Peer reviewers play a central role in the peer-review process. REMI editorial team encourages peer reviewers to read ethical guidelines recommended by Committee on Publication Ethics (COPE)
REMI Editorial team recommends the reviewers to consider the following guidelines before accepting a manuscript to review:
All submissions to the REMI are treated confidential. The reviewers should not disclose any information related to submission with a third party.
Before beginning to review the manuscript, the reviewers must disclose all conflicts of interest to the editorial team.
If the reviewers determine that the article is a substantial copy of another research work, please contact the editors as soon as possible.
In research studies involving human subjects, the research protocol must have been approved by appropriate institutional research ethics committee and must be declared in the manuscript under the methodology sections (REMI follows the ICMJE's recommendations for the conduct, reporting, editing and publication of scholarly work in medical journals).
The reviewers are expected to complete the evaluation of a submitted manuscript within 2 weeks. However, if additional time is required, reviewers should contact the Editorial team as soon as possible to determine alternatives.
Our editorial process focuses on the robustness and validity of research under consideration, from methodological, analytical, statistical and ethical perspectives, rather than making subjective decisions based on novelty. Peer reviewers are the backbone of this important scholarly publication process.
We request the reviewers to provide rigorous, objective and constructive peer reviews that aids the authors in revising the manuscript therefore meeting the scientific publication standards. We recommend our reviewers to read the REMI author’s guidelines to evaluate if the manuscript meets the submission criteria such as article length, scope and clarity of presented research work. The following sections should be assessed:
The article title should be informative and should clearly describe the presented research work.
The abstract of an article should be brief and should capture the content of the manuscript (including objective of the study, methodology, results and conclusions).
Introduction section should clearly state the scientific problem(s) being explored in the article, objective of the study, what is known in the literature and if applicable, how the presented study potentially translates to solve a clinical problem.
REMI recommends that the reviewer evaluate the following details in the methodology section:
whether the study design is appropriate to address the research problem(s)
whether sufficient information is presented for other investigators to replicate the study
whether data collection methodology is clearly described
whether the in-text citations correspond to the listed references (Vancouver style)
whether the details of antibodies, primers, equipment and/or software employed are clearly presented
The reviewers should evaluate if the presented data (tables or figures) are robust and validate the proposed scientific question.

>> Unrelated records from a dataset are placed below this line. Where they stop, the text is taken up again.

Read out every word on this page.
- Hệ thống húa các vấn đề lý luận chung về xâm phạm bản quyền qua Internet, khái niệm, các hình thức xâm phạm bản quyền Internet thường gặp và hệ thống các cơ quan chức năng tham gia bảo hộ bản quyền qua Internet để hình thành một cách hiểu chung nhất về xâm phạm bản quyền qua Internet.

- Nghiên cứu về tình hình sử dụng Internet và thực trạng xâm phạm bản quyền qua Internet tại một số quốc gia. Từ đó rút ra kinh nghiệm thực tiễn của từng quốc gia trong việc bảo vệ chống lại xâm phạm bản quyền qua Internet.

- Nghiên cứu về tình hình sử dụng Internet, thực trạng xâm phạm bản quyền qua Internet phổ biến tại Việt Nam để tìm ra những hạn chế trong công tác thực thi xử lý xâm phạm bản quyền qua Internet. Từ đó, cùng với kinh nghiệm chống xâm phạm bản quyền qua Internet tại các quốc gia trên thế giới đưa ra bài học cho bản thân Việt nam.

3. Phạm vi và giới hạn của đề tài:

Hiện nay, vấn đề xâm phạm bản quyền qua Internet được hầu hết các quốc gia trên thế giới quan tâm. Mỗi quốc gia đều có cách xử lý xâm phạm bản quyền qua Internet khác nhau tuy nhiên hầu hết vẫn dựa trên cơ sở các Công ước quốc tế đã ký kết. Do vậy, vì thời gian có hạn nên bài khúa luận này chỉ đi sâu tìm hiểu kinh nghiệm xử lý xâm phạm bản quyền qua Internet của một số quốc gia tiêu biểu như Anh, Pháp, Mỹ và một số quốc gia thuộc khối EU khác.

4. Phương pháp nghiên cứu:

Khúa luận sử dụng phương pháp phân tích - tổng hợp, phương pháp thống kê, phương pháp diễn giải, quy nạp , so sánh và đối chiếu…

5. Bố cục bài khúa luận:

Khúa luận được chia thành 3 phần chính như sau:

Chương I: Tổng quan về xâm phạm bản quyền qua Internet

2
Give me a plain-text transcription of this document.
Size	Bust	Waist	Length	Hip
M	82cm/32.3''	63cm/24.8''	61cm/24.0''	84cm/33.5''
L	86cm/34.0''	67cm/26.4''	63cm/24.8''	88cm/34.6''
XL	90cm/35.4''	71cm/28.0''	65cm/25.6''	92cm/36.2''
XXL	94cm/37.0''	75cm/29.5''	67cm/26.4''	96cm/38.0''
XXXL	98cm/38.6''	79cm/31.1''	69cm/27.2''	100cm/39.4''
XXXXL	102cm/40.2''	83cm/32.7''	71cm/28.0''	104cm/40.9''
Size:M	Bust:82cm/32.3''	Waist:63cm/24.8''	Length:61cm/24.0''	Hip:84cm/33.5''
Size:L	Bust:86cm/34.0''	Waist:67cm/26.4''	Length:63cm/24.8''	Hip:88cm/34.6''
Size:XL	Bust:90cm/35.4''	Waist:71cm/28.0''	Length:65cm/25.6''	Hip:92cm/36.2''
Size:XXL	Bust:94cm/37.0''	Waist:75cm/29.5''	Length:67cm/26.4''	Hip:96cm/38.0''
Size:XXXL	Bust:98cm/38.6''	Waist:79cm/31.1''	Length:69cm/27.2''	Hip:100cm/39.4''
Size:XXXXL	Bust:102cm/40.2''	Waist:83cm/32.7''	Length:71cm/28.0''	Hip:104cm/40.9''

In the discussion section, the authors must have supported their findings with relevant explanations and references drawn to published literature. The reviewers should also evaluate if the authors have drawn reasonable conclusions and described study limitations (if any).

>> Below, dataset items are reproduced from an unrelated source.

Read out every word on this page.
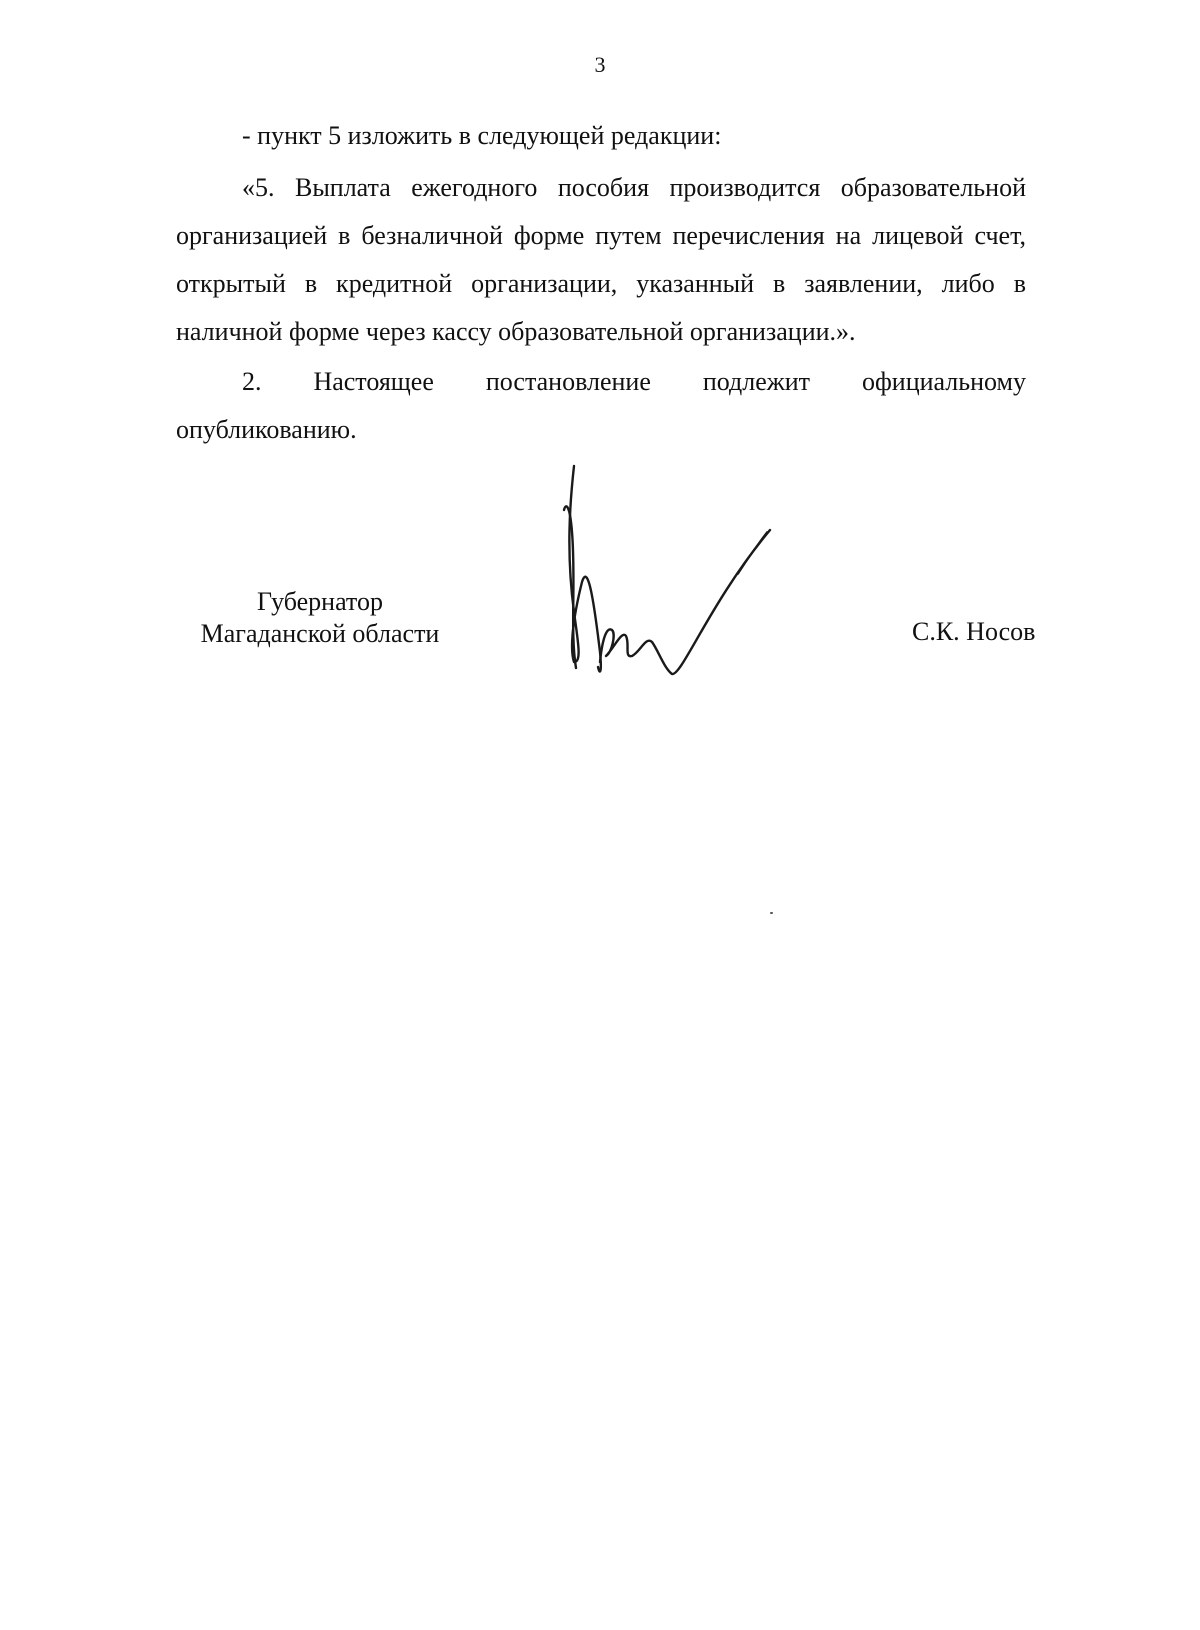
3

- пункт 5 изложить в следующей редакции:

«5. Выплата ежегодного пособия производится образовательной организацией в безналичной форме путем перечисления на лицевой счет, открытый в кредитной организации, указанный в заявлении, либо в наличной форме через кассу образовательной организации.».

2. Настоящее постановление подлежит официальному опубликованию.

Губернатор
Магаданской области	С.К. Носов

The cited references should be in “Vancouver” style in numerical order (1,2,3,...), and in the same order in which they are cited in the article. Reference style is described in US NLM guide and recommended by International Committee of Medical Journal Editors (ICMJE).
Peer review is the foundation of our scholarly publication process which allows us to support and maintain integrity of scientific advances. After evaluating the quality of the paper, reviewers should make a recommendation (Accept, Minor Revision, Major Revision, or recommend for rejection).
Based on the recommendations of the peer reviewers, the Editors will make a decision about the steps the authors have to take in the publication process. The decision will be communicated to the reviewers and authors
The Editors will make every attempt to reach out to the original reviewers to evaluate the revised manuscripts submitted by the authors.